Another thing which I am not happy with is the Health State when the network device doesn’t respond. It’s not set to Critical but to a Warning status:
image

However, when a network device goes down, I want it to be a Critical Alert, not a Warning. However, since this Unit Monitor (and the ICMP Ping Unit Monitor) roll up to a Dependency Monitor, which also triggers the Alert, this kind of modification shouldn’t be done on the Unit Monitor level.

So for the Unit Monitor SNMP Ping I set these two overrides:

  1. Interval: from 300 seconds to 30 seconds;
  2. Number of Samples: from 3 to 2.

So now this Unit Monitor will change State after a minute when a monitored Network Device is down:
image

Time to take a look at the second Unit Monitor, ICMP Ping.

Unit Monitor ICMP Ping
This Monitor is configured a bit differently compared to the SNMP Ping Unit Monitor. But still it needs some serious attention. This is what Health Explorer tells us:
image

So this Unit Monitor changes State after 6 minutes (Interval of 120 seconds x Number of Samples, 3) which is still too much. Also a Warning State is generated, not a Critical condition…

Time for some Overrides here as well. So now this Unit Monitor will change State after a minute when a monitored Network Device is down:
image

Time to move on to the Dependency Monitor, Network Device Responsiveness since I want a Critical Alert with Priority High (for the Notifications which sends out only New Alerts which are Critical and have Priority High).

These are the Overrides I set:
image

Time to test it
And now a new network device was added to SCOM to be monitored. This was a test network device.

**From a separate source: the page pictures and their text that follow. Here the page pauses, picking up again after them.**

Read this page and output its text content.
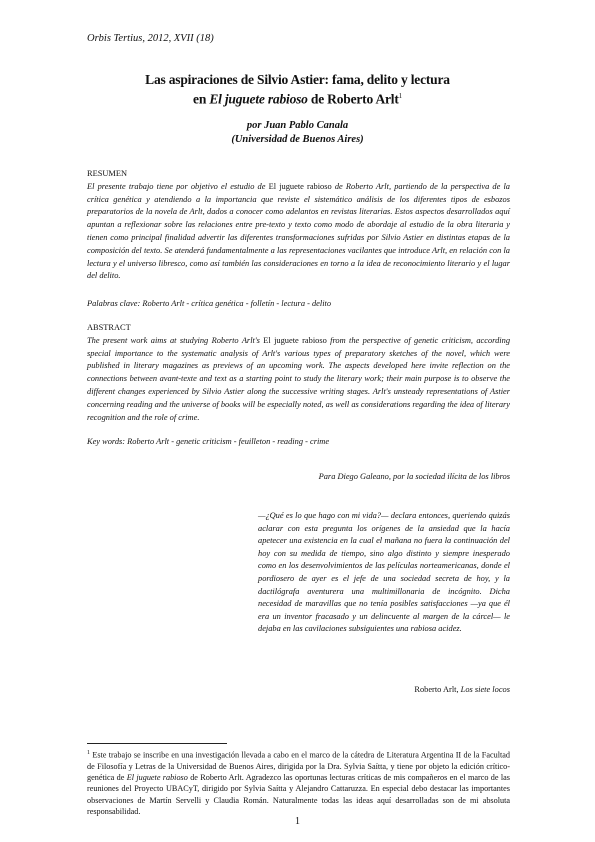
Orbis Tertius, 2012, XVII (18)
Las aspiraciones de Silvio Astier: fama, delito y lectura
en El juguete rabioso de Roberto Arlt$^1$
por Juan Pablo Canala
(Universidad de Buenos Aires)
RESUMEN
El presente trabajo tiene por objetivo el estudio de El juguete rabioso de Roberto Arlt, partiendo de la perspectiva de la crítica genética y atendiendo a la importancia que reviste el sistemático análisis de los diferentes tipos de esbozos preparatorios de la novela de Arlt, dados a conocer como adelantos en revistas literarias. Estos aspectos desarrollados aquí apuntan a reflexionar sobre las relaciones entre pre-texto y texto como modo de abordaje al estudio de la obra literaria y tienen como principal finalidad advertir las diferentes transformaciones sufridas por Silvio Astier en distintas etapas de la composición del texto. Se atenderá fundamentalmente a las representaciones vacilantes que introduce Arlt, en relación con la lectura y el universo libresco, como así también las consideraciones en torno a la idea de reconocimiento literario y el lugar del delito.
Palabras clave: Roberto Arlt - crítica genética - folletín - lectura - delito
ABSTRACT
The present work aims at studying Roberto Arlt's El juguete rabioso from the perspective of genetic criticism, according special importance to the systematic analysis of Arlt's various types of preparatory sketches of the novel, which were published in literary magazines as previews of an upcoming work. The aspects developed here invite reflection on the connections between avant-texte and text as a starting point to study the literary work; their main purpose is to observe the different changes experienced by Silvio Astier along the successive writing stages. Arlt's unsteady representations of Astier concerning reading and the universe of books will be especially noted, as well as considerations regarding the idea of literary recognition and the role of crime.
Key words: Roberto Arlt - genetic criticism - feuilleton - reading - crime
Para Diego Galeano, por la sociedad ilícita de los libros
—¿Qué es lo que hago con mi vida?— declara entonces, queriendo quizás aclarar con esta pregunta los orígenes de la ansiedad que la hacía apetecer una existencia en la cual el mañana no fuera la continuación del hoy con su medida de tiempo, sino algo distinto y siempre inesperado como en los desenvolvimientos de las películas norteamericanas, donde el pordiosero de ayer es el jefe de una sociedad secreta de hoy, y la dactilógrafa aventurera una multimillonaria de incógnito. Dicha necesidad de maravillas que no tenía posibles satisfacciones —ya que él era un inventor fracasado y un delincuente al margen de la cárcel— le dejaba en las cavilaciones subsiguientes una rabiosa acidez.
Roberto Arlt, Los siete locos
$^1$ Este trabajo se inscribe en una investigación llevada a cabo en el marco de la cátedra de Literatura Argentina II de la Facultad de Filosofía y Letras de la Universidad de Buenos Aires, dirigida por la Dra. Sylvia Saítta, y tiene por objeto la edición crítico-genética de El juguete rabioso de Roberto Arlt. Agradezco las oportunas lecturas críticas de mis compañeros en el marco de las reuniones del Proyecto UBACyT, dirigido por Sylvia Saítta y Alejandro Cattaruzza. En especial debo destacar las importantes observaciones de Martín Servelli y Claudia Román. Naturalmente todas las ideas aquí desarrolladas son de mi absoluta responsabilidad.
1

So when SCOM was monitoring it, the network cable was unplugged.

And YES! After a minute SCOM raised a Critical Alert with priority High. This Alert was neatly pushed out by the Notification Model as well. Awesome!

Recap
When you’re running SCOM 2012 R2 and are monitoring network devices, check the settings of the Monitors and make sure whether they match with the requirements of your organization. Changes are you have to make some modifications Smile.

2 comments:

Anonymous said...

Still think they should introduce an extra monitoring interval in to the schema. One interval for when the device is operating normally, and one for when the device is in a bad state. Have the bad state interval much more aggressive, so that it detects when the device back up and running faster. Would save on those 'going looking for a problem that's already fixed itself' moments.

And are we ever going to get dependencies built in? When Microsoft first announced they had licensed the EMC Smarts technology back in 2007 they were going on about being able to use EMC Smarts' built in root cause analysis abilities to pinpoint the cause of the problem amongst all of the clutter of red herring server and other infrastructure alerts. But here in 2013 in 2012 R2 land we still get bombarded with dozens of alerts every time we lose an internet connection to a remote location.

deroum said...

Thanks for doing this work for us all. Saved us some time and trouble.